Pakistan’s total liquid foreign exchange reserves reached $21.012 billion as of December 26, 2025, showing a slight improvement in the country’s external financial position. The latest figures were released by the State Bank of Pakistan (SBP) on Thursday.
According to the central bank, foreign exchange reserves held by the SBP stood at $15.915 billion. These reserves recorded an increase of $13 million during the week ending December 26.
The SBP said the rise was mainly due to routine inflows and repayments received during the period.
In addition to the central bank’s holdings, net foreign reserves kept by commercial banks amounted to $5.097 billion. When combined with the SBP’s reserves, Pakistan’s total liquid foreign exchange reserves crossed the $21 billion mark.
The SBP noted that maintaining adequate reserves is important for meeting the country’s external payment needs, including imports and debt servicing. Stable reserves also help support confidence in the economy and the local currency.
Economic observers say that even a modest increase in reserves is a positive sign, especially at a time when Pakistan continues to manage external obligations and balance-of-payment pressures.
They believe consistent inflows, along with controlled imports and improved export earnings, can help strengthen the country’s reserve position over time.
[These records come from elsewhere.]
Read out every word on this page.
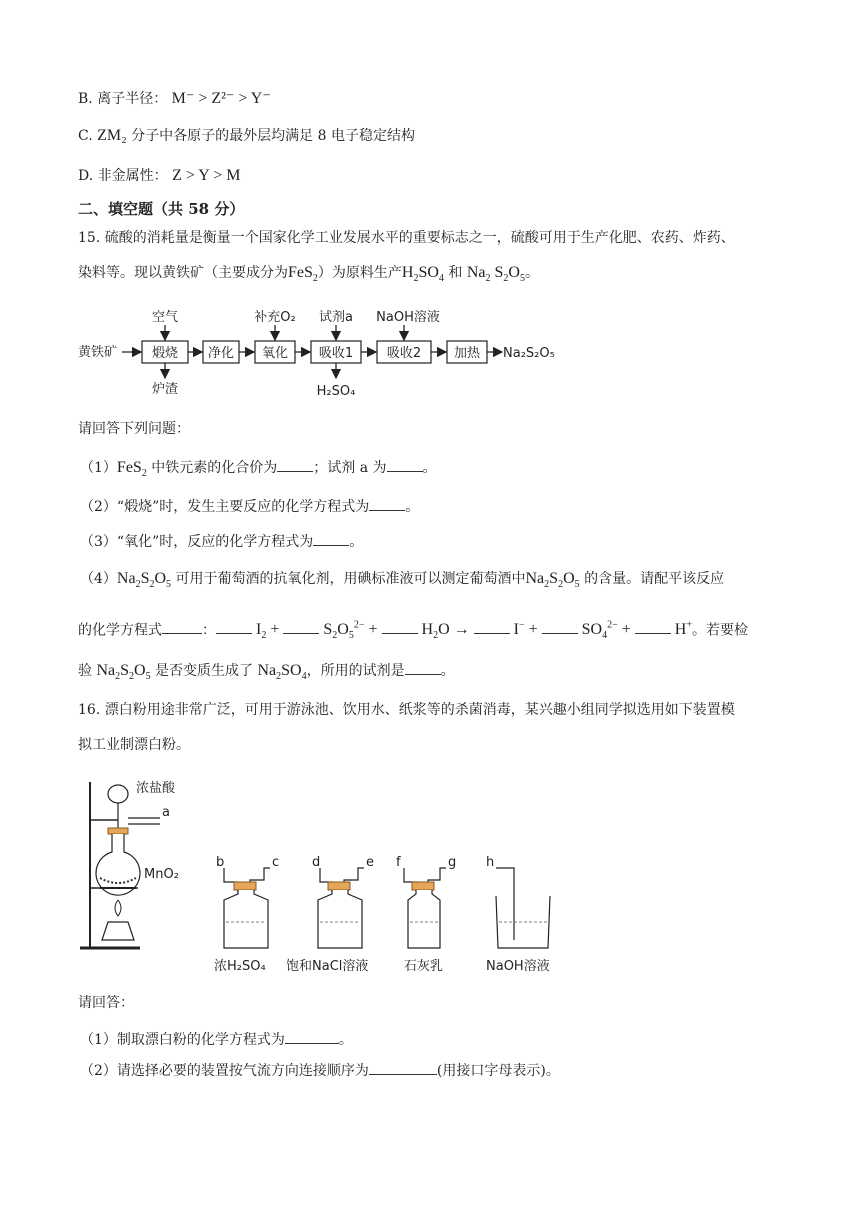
B. 离子半径： M⁻ > Z²⁻ > Y⁻
C. ZM₂ 分子中各原子的最外层均满足 8 电子稳定结构
D. 非金属性： Z > Y > M
二、填空题（共 58 分）
15. 硫酸的消耗量是衡量一个国家化学工业发展水平的重要标志之一，硫酸可用于生产化肥、农药、炸药、
染料等。现以黄铁矿（主要成分为FeS$_2$）为原料生产$H_2SO_4$ 和 $Na_2$ $S_2O_5$。
黄铁矿	煅烧
空气
炉渣
净化 氧化
补充O₂
吸收1
试剂a
H₂SO₄
吸收2
NaOH溶液
加热 Na₂S₂O₅
请回答下列问题：
（1）FeS$_2$ 中铁元素的化合价为	；试剂 a 为	。
（2）“煅烧”时，发生主要反应的化学方程式为	。
（3）“氧化”时，反应的化学方程式为	。
$(4)Na_2S_2O_5$ 可用于葡萄酒的抗氧化剂，用碘标准液可以测定葡萄酒中$Na_2S_2O_5$ 的含量。请配平该反应
的化学方程式	： $I_2 + S_2O_5^{2-} + H_2O \to I^- + SO_4^{2-} + H^+$。若要检
验 $Na_2S_2O_5$ 是否变质生成了 $Na_2SO_4$，所用的试剂是	。
16. 漂白粉用途非常广泛，可用于游泳池、饮用水、纸浆等的杀菌消毒，某兴趣小组同学拟选用如下装置模
拟工业制漂白粉。
浓盐酸
a
MnO₂
b	c
浓H₂SO₄
d	e
饱和NaCl溶液
f	g
石灰乳
h
NaOH溶液
请回答：
（1）制取漂白粉的化学方程式为	。
（2）请选择必要的装置按气流方向连接顺序为	(用接口字母表示)。
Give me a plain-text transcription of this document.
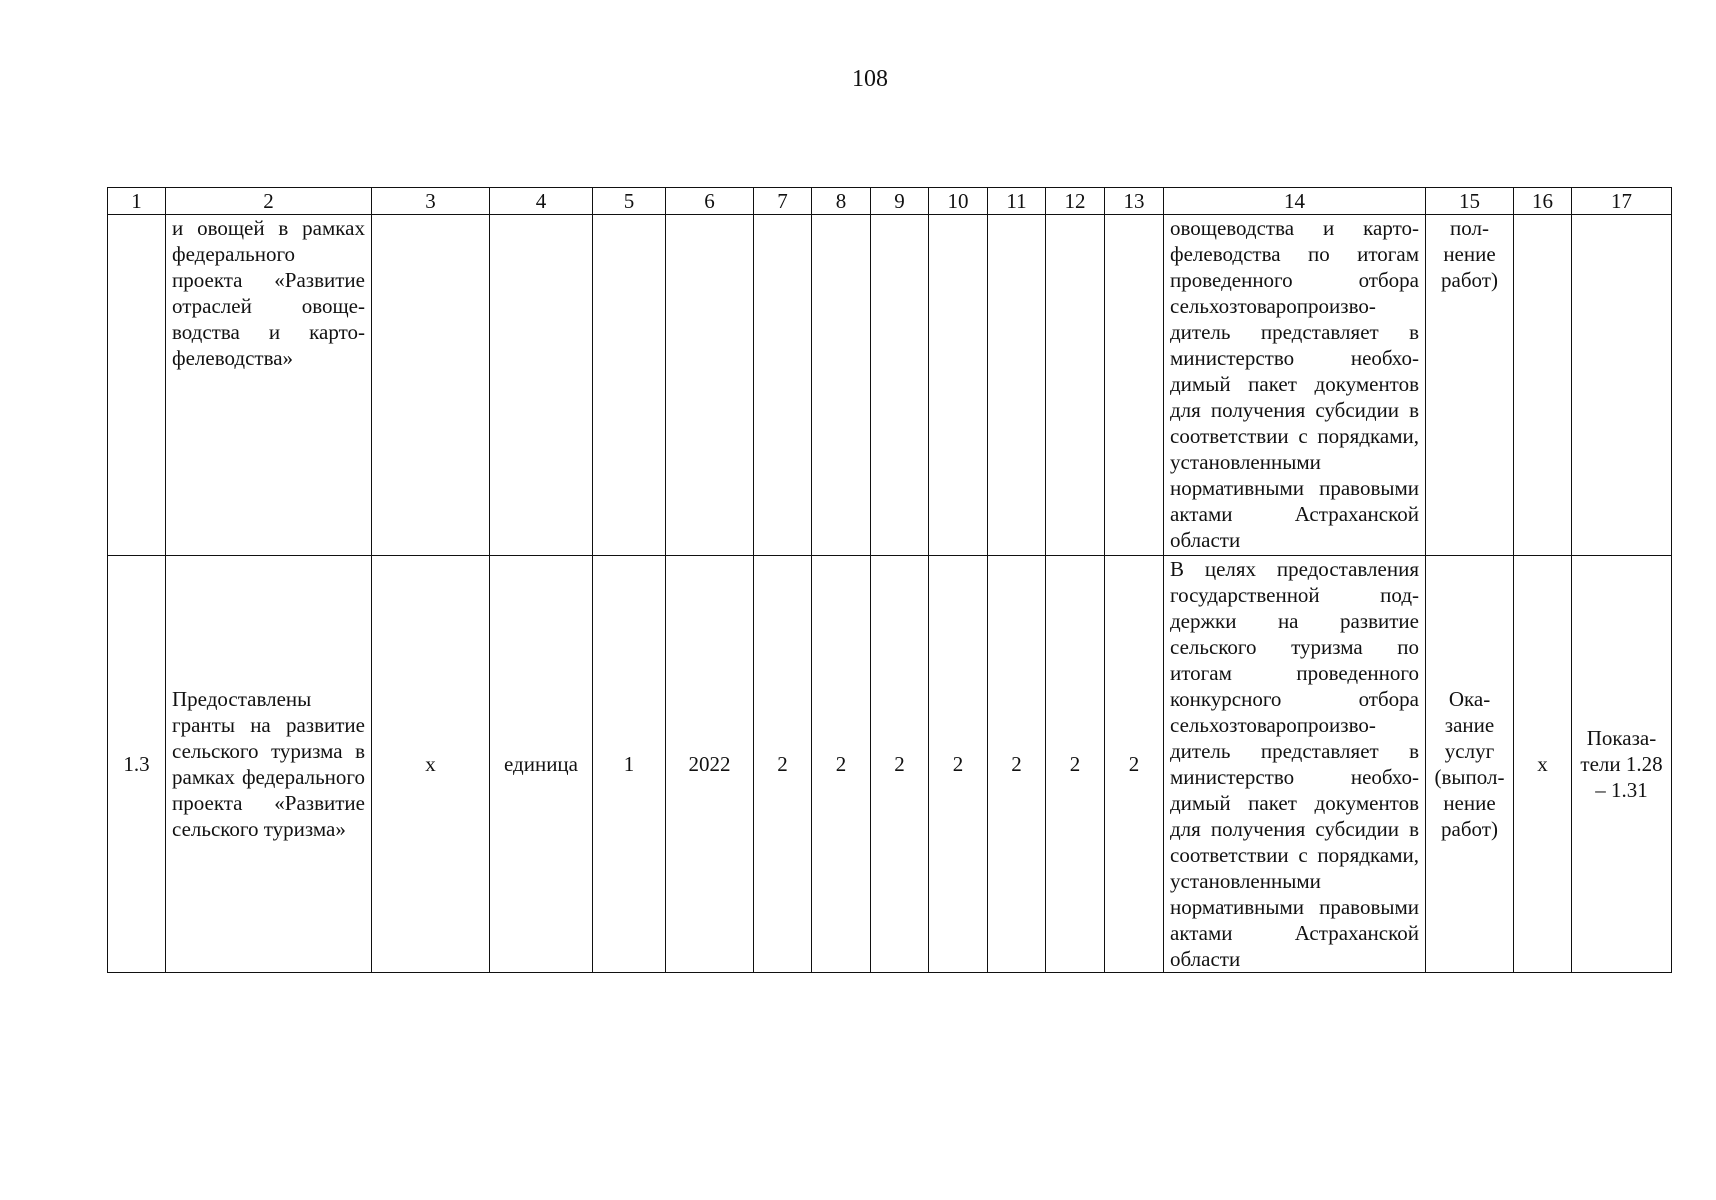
108
1	2	3	4	5	6	7	8	9	10	11	12	13	14	15	16	17
	и овощей в рамках федерального проекта «Развитие отраслей овощеводства и картофелеводства»												овощеводства и картофелеводства по итогам проведенного отбора сельхозтоваропроизводитель представляет в министерство необходимый пакет документов для получения субсидии в соответствии с порядками, установленными нормативными правовыми актами Астраханской области	полнение работ)		
1.3	Предоставлены гранты на развитие сельского туризма в рамках федерального проекта «Развитие сельского туризма»	х	единица	1	2022	2	2	2	2	2	2	2	В целях предоставления государственной поддержки на развитие сельского туризма по итогам проведенного конкурсного отбора сельхозтоваропроизводитель представляет в министерство необходимый пакет документов для получения субсидии в соответствии с порядками, установленными нормативными правовыми актами Астраханской области	Оказание услуг (выполнение работ)	х	Показатели 1.28 – 1.31
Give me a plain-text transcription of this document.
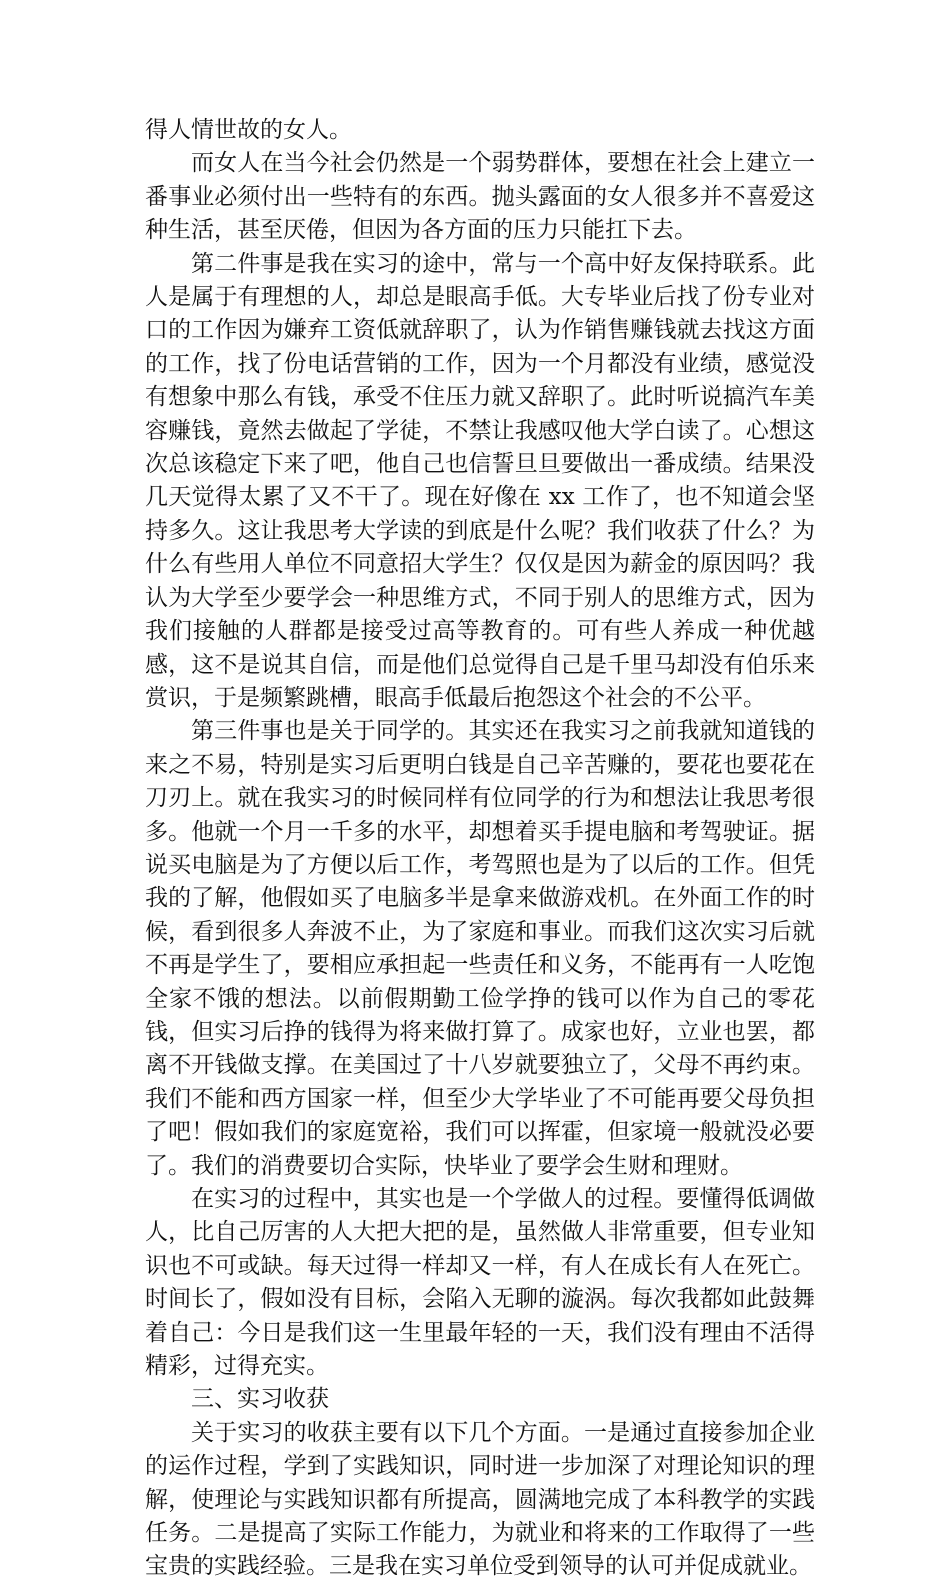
得人情世故的女人。

而女人在当今社会仍然是一个弱势群体，要想在社会上建立一番事业必须付出一些特有的东西。抛头露面的女人很多并不喜爱这种生活，甚至厌倦，但因为各方面的压力只能扛下去。

第二件事是我在实习的途中，常与一个高中好友保持联系。此人是属于有理想的人，却总是眼高手低。大专毕业后找了份专业对口的工作因为嫌弃工资低就辞职了，认为作销售赚钱就去找这方面的工作，找了份电话营销的工作，因为一个月都没有业绩，感觉没有想象中那么有钱，承受不住压力就又辞职了。此时听说搞汽车美容赚钱，竟然去做起了学徒，不禁让我感叹他大学白读了。心想这次总该稳定下来了吧，他自己也信誓旦旦要做出一番成绩。结果没几天觉得太累了又不干了。现在好像在 xx 工作了，也不知道会坚持多久。这让我思考大学读的到底是什么呢？我们收获了什么？为什么有些用人单位不同意招大学生？仅仅是因为薪金的原因吗？我认为大学至少要学会一种思维方式，不同于别人的思维方式，因为我们接触的人群都是接受过高等教育的。可有些人养成一种优越感，这不是说其自信，而是他们总觉得自己是千里马却没有伯乐来赏识，于是频繁跳槽，眼高手低最后抱怨这个社会的不公平。

第三件事也是关于同学的。其实还在我实习之前我就知道钱的来之不易，特别是实习后更明白钱是自己辛苦赚的，要花也要花在刀刃上。就在我实习的时候同样有位同学的行为和想法让我思考很多。他就一个月一千多的水平，却想着买手提电脑和考驾驶证。据说买电脑是为了方便以后工作，考驾照也是为了以后的工作。但凭我的了解，他假如买了电脑多半是拿来做游戏机。在外面工作的时候，看到很多人奔波不止，为了家庭和事业。而我们这次实习后就不再是学生了，要相应承担起一些责任和义务，不能再有一人吃饱全家不饿的想法。以前假期勤工俭学挣的钱可以作为自己的零花钱，但实习后挣的钱得为将来做打算了。成家也好，立业也罢，都离不开钱做支撑。在美国过了十八岁就要独立了，父母不再约束。我们不能和西方国家一样，但至少大学毕业了不可能再要父母负担了吧！假如我们的家庭宽裕，我们可以挥霍，但家境一般就没必要了。我们的消费要切合实际，快毕业了要学会生财和理财。

在实习的过程中，其实也是一个学做人的过程。要懂得低调做人，比自己厉害的人大把大把的是，虽然做人非常重要，但专业知识也不可或缺。每天过得一样却又一样，有人在成长有人在死亡。时间长了，假如没有目标，会陷入无聊的漩涡。每次我都如此鼓舞着自己：今日是我们这一生里最年轻的一天，我们没有理由不活得精彩，过得充实。

三、实习收获

关于实习的收获主要有以下几个方面。一是通过直接参加企业的运作过程，学到了实践知识，同时进一步加深了对理论知识的理解，使理论与实践知识都有所提高，圆满地完成了本科教学的实践任务。二是提高了实际工作能力，为就业和将来的工作取得了一些宝贵的实践经验。三是我在实习单位受到领导的认可并促成就业。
The central bank regularly updates reserve data to ensure transparency and keep markets informed about Pakistan’s external financial health. Officials have also stressed the importance of maintaining discipline in fiscal and monetary policies to support reserve stability.
While challenges remain, the latest figures indicate that Pakistan’s foreign exchange reserves are holding steady, providing some relief to policymakers as they work toward improving economic stability and managing external financial pressures.